The little girl was playing with the dinosaur and didn' t hear what Rune said. Or didn't want to. In any case she didn't answer. Claire shook her head. "I kind of want her with me. You know how it is."

"Sure."

"Look, Rune, I never said it but I like really, really appreciate what you did. It was a pretty bad thing, just leaving like that. A lot of people wouldn't have done what you did."

"True, they wouldn't," Rune said.

"I owe you."

"Yeah, you do. You owe me."

"The doctor says I can be transferred to Boston in a couple of days. And, guess what?"

Rune's face burned. "A couple of days?"

"I'm gonna take an ambulance, like, the whole way. Is that cool, or what? My mom's paying for it."

And with that Rune realized it was no good fighting it anymore. She'd lost. She took a deep breath and said, "Well, ciao, you guys."

"Aw, come on," Claire said, "stay for a while. Check out the doctors. There's this cute one. Curly hair you won't believe."

Rune shook her head and started for the door.

"Rune," Courtney said suddenly. "Can we go to the zoo?"

Pausing to hug the girl briefly, she managed, somehow, to keep her voice steady and to hold back the tears for the time it took her to say, "Before you leave, honey, we'll go to the zoo. I promise."

Rune remained steady and calm for the few seconds it took her to say this and walk out the door.

But not an instant longer. And as Rune walked down the corridor toward the exit the tears streamed fast and the quiet sobbing stole her breath as if she were being swept away, drowning and numb, in a torrent of melting snow.

"Look at this. Like a damn dragon burned me out."

Piper Sutton looked at her. "You and your dragons."

They stood on the pier, where the glistening, scorched hull of the houseboat floated, hardly bobbing, in the oily water of the Hudson.

Rune bent down and picked up a soggy dress. She examined the cloth. The collar was a little scorched but she might be able to cover it up with paint. She thought about the lawyer, Fred Megler, an expert at repairing clothes with pens.

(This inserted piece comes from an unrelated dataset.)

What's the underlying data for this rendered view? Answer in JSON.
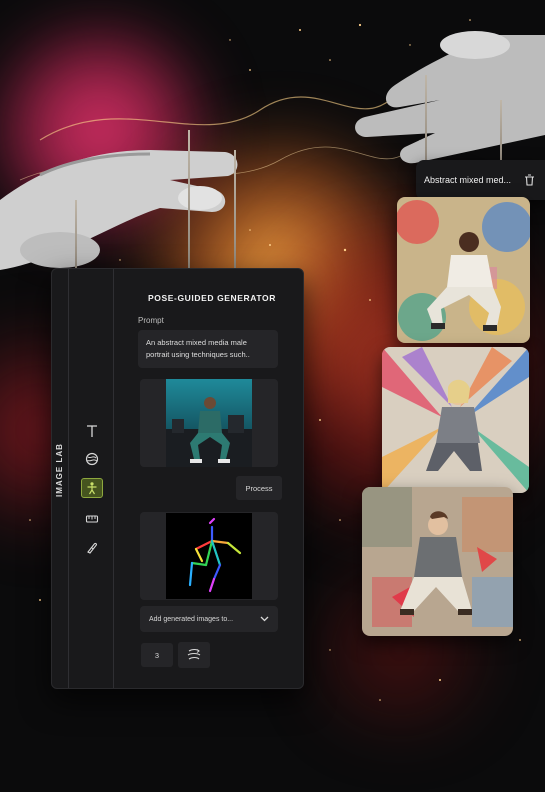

But she sniffed the dress, shrugged and threw it into the discard pile, which looked like a small volcano of trash. Both the fire and the water from the NYFD had taken their toll. On the deck was a pile of books, pots and pans, some half-melted running shoes, drinking glasses. Nothing real valuable had survived, only the Motorola TV and the wrought-iron frames of the butterfly chairs.

"The 1950s were indestructible," Rune said, nodding at the frames. "Must've been one hell of a decade."

It was a stunningly gorgeous Sunday. The sky was a cloudless dome of three-dimensional blue and the sun felt as hot as a lightbulb. Piper Sutton sat on a piling she'd covered with a scrap of blue cloth -one of Rune's work shirts – before she'd lowered her black-suede-encased thighs onto the splintery wood.